मित्रसह-राज्ञो रक्षत्व-शापकथा — The Curse that Turns King Mitrasaha into a Rakshasa
Vasiṣṭha’s Śāpa Narrative
गुरुरुवाच । धिक् त्वां नरामिषं राजंस्त्वयैतच्छद्मकारिणा । खलेनोपहृतं मह्यं ततो रक्षो भविष्यसि
gururuvāca | dhik tvāṃ narāmiṣaṃ rājaṃstvayaitacchadmakāriṇā | khalenopahṛtaṃ mahyaṃ tato rakṣo bhaviṣyasi
குரு கூறினார்—அய்யோ, உனக்கு நிந்தை, அரசே, மனிதமாமிசம் உண்ணுபவனே! உன் வஞ்சகத்தால் என் உரிமைப் பங்கு தீயவன் அபகரித்தான். ஆகவே நீ ராட்சசனாவாய்.
Guru
Sthala Purana: Colophon identifies the chapter as ‘Mahābāhu-Śiva-liṅga-māhātmya-varṇana’; it signals a local liṅga-glory narrative rather than a Jyotirliṅga episode in this specific verse.

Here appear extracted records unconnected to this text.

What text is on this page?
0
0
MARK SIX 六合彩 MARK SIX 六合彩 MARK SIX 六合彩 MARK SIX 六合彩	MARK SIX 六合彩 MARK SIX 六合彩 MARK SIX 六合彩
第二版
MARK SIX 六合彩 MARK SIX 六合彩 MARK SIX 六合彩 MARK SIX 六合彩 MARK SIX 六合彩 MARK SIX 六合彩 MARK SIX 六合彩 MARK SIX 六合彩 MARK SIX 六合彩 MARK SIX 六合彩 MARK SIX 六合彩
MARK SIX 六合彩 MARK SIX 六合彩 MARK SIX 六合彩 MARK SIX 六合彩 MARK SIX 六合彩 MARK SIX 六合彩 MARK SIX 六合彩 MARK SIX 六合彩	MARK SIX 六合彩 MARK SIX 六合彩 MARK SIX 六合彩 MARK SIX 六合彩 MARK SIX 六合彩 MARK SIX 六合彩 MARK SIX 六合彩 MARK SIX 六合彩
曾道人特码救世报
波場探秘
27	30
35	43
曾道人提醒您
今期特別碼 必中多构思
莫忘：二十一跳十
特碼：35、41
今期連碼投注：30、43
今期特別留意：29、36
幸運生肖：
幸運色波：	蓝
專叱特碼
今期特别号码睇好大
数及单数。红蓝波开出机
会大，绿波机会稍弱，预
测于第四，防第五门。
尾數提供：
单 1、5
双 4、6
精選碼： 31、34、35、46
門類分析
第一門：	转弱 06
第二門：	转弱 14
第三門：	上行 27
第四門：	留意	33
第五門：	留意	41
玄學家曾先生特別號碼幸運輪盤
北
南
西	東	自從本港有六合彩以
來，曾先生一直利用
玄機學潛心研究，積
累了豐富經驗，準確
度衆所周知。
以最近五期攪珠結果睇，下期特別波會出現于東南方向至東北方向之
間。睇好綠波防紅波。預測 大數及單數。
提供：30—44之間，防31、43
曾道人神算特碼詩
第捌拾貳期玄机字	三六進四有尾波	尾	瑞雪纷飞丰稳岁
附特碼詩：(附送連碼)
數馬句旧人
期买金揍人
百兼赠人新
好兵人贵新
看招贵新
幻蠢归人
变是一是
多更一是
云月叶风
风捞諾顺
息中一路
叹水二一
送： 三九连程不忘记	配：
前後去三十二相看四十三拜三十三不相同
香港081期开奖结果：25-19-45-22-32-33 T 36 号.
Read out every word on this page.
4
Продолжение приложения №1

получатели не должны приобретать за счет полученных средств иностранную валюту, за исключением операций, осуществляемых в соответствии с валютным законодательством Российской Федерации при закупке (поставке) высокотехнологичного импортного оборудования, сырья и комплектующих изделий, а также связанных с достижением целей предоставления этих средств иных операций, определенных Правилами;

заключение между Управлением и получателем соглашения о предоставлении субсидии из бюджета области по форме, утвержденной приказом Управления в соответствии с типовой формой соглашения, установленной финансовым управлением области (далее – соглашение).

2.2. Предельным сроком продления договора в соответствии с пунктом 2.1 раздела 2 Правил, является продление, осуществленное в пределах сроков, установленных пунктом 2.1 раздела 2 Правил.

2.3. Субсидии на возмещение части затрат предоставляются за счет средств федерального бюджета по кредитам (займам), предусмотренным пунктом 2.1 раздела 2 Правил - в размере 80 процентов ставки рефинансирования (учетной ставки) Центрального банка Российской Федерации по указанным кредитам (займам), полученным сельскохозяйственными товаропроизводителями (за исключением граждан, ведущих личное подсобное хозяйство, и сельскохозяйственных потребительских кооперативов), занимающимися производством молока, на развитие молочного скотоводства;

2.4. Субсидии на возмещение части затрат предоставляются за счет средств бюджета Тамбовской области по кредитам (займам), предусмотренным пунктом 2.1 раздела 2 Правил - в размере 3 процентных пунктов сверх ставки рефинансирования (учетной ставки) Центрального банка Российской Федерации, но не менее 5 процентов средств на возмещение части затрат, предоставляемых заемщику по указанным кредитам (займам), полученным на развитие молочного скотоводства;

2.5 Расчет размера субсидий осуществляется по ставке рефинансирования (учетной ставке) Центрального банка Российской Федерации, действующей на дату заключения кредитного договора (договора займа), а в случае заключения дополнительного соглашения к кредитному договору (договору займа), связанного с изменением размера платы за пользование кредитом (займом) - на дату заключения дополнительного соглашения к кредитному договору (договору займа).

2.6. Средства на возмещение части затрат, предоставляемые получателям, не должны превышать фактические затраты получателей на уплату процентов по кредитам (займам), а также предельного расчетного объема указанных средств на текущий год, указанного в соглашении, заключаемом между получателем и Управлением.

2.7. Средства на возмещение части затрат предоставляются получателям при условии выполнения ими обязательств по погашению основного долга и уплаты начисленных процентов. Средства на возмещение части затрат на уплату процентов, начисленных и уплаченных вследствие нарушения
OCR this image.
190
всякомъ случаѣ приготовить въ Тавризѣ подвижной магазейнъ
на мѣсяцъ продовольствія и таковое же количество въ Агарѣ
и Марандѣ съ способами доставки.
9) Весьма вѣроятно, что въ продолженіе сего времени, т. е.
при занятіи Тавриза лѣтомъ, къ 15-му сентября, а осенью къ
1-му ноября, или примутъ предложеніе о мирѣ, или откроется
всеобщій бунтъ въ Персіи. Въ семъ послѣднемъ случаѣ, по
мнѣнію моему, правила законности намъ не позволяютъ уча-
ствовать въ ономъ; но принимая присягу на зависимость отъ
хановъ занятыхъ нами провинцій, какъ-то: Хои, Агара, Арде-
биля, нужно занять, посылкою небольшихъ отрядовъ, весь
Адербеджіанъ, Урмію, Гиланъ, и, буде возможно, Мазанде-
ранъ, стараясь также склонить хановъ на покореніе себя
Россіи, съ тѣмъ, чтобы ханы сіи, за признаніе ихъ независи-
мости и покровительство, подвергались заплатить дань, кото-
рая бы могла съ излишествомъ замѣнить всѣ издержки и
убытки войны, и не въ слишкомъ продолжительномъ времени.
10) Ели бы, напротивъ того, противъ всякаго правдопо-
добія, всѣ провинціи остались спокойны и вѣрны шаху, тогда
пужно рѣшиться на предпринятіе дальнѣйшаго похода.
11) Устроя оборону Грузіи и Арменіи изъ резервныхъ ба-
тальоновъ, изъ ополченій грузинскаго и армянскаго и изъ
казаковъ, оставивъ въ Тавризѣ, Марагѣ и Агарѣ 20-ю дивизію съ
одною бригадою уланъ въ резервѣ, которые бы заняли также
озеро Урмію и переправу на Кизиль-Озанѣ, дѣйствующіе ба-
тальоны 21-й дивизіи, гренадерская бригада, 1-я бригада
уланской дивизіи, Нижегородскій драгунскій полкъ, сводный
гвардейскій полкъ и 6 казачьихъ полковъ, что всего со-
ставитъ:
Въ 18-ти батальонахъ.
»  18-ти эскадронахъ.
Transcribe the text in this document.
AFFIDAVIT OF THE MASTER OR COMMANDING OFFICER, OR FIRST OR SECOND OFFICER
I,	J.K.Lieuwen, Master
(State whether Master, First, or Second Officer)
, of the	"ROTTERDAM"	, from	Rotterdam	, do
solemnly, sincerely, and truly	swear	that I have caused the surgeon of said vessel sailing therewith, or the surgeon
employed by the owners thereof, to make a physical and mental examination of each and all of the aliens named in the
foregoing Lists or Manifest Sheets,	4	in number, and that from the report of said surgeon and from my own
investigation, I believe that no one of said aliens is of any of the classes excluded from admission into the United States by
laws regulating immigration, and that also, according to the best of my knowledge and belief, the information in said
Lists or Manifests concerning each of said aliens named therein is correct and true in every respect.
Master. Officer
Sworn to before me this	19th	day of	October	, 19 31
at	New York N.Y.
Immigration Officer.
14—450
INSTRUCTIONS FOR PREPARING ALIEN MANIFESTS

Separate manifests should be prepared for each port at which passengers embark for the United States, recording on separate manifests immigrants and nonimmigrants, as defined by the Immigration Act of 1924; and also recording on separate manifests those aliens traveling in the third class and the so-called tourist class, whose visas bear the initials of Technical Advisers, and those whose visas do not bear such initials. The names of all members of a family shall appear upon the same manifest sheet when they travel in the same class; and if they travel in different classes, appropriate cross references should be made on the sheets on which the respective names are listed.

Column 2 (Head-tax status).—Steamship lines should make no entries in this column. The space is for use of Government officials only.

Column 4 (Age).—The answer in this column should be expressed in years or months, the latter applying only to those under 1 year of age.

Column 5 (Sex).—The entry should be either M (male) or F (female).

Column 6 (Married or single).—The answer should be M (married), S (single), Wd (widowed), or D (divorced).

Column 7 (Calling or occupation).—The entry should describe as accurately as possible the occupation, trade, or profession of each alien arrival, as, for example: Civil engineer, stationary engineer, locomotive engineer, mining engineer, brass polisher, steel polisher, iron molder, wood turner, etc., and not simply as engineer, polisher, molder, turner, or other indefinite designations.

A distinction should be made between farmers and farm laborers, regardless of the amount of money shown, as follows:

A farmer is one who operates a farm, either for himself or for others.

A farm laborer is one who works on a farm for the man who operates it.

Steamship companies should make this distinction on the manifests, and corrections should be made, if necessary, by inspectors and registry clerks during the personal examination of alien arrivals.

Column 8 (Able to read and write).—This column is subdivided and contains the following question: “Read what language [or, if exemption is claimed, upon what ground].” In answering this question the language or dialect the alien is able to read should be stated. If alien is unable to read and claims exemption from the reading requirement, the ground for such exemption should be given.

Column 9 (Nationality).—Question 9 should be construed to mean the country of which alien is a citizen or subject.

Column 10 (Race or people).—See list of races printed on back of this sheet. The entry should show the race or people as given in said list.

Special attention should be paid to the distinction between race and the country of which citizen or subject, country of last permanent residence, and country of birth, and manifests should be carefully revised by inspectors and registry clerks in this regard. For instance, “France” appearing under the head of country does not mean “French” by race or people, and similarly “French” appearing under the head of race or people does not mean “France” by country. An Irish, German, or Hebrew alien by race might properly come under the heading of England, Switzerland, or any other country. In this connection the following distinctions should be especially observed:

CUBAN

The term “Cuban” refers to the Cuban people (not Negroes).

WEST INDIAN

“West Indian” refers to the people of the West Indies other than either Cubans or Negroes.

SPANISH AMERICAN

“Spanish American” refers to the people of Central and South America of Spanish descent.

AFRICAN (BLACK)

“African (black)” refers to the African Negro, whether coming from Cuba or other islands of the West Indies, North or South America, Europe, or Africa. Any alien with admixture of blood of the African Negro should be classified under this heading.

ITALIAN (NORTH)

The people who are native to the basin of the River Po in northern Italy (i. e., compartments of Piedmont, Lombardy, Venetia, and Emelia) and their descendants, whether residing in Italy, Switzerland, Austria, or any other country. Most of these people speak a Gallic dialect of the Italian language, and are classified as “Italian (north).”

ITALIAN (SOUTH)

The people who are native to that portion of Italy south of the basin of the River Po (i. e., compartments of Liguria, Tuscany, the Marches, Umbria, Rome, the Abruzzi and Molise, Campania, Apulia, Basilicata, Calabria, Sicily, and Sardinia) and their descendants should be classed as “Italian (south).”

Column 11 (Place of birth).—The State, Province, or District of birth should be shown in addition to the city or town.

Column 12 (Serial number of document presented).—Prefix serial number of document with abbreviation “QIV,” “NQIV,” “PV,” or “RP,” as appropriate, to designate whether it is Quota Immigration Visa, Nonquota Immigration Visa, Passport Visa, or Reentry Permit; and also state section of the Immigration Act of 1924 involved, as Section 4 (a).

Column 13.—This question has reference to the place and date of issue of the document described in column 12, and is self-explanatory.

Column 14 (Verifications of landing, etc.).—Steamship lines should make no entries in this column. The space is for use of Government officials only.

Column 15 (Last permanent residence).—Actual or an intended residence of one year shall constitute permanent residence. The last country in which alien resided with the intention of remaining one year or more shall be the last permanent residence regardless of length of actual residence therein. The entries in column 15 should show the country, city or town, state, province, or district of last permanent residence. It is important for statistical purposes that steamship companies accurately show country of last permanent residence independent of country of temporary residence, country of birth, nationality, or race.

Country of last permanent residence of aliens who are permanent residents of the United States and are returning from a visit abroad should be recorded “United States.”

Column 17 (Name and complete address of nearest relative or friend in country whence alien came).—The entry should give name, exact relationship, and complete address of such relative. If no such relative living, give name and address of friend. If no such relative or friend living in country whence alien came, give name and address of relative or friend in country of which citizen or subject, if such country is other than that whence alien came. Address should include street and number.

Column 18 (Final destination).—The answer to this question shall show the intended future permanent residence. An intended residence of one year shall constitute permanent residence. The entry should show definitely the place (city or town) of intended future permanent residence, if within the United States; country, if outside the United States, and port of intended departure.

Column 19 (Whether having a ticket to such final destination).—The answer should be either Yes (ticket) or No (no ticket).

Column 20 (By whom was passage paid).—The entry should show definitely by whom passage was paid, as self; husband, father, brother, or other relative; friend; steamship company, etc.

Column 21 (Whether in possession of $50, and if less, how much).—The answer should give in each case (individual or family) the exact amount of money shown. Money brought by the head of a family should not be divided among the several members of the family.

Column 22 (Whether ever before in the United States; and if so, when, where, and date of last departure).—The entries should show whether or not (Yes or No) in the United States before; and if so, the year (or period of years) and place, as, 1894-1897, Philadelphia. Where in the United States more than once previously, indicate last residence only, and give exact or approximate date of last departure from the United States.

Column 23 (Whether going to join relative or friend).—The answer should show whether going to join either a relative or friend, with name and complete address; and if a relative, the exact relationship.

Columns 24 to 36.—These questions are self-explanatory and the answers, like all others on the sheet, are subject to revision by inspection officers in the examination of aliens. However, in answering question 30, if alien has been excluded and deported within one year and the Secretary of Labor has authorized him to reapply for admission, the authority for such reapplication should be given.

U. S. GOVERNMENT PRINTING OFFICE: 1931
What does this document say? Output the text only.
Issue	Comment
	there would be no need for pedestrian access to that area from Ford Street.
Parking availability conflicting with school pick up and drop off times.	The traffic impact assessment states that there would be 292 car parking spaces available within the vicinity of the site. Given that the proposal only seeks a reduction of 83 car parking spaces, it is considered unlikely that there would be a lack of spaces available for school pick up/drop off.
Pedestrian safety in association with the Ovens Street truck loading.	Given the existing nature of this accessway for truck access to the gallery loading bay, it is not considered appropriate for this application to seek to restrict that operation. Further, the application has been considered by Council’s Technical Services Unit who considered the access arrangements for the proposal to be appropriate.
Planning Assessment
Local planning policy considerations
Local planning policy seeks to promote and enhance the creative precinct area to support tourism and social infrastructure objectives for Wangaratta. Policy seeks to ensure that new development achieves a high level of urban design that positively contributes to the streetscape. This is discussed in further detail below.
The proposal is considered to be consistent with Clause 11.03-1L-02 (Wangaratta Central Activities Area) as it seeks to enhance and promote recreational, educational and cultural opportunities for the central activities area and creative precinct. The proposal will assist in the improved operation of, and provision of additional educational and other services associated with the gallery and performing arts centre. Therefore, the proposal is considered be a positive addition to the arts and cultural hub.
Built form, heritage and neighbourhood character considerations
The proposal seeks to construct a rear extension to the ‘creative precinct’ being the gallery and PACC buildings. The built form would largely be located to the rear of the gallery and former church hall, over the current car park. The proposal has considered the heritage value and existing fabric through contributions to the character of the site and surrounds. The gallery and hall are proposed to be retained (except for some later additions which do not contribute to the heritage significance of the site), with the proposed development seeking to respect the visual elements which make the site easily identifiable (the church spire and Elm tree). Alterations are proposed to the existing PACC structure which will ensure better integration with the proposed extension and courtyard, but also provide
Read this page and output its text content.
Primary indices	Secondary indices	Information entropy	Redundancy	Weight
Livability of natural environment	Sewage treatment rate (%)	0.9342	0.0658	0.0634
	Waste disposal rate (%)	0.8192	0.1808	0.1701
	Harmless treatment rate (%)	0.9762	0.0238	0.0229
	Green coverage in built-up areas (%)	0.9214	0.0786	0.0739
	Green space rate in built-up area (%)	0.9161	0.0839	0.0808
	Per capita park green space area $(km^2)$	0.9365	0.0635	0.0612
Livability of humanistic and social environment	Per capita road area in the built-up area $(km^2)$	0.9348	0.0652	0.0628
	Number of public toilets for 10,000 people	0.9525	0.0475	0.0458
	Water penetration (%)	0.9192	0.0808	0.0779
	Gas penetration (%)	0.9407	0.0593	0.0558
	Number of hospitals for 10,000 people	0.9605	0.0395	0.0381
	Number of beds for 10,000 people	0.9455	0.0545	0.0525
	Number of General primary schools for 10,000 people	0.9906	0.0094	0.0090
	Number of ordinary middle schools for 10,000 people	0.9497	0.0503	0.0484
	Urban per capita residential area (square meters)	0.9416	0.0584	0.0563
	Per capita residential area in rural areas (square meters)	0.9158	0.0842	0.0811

Significance: Marks textual closure; in recitation practice, the colophon is treated as a phala-śruti boundary and a cue for concluding salutations.
It stresses the Shaiva ethical law that adharma—especially deceit and harmful intent—ripens into painful karmic transformation, obstructing purity needed for Shiva-bhakti and liberation.
Kotirudra narratives around Jyotirlinga pilgrimage repeatedly teach that outer worship bears fruit when supported by inner dharma; fraud and violence make one unfit for the grace associated with Saguna Shiva’s sacred abodes.
A practical takeaway is dharma-sādhana alongside Shiva-upāsanā: truthful speech, non-deceit, and repentance (prāyaścitta) with japa of the Panchākṣarī mantra—“Om Namaḥ Śivāya”—to purify intention.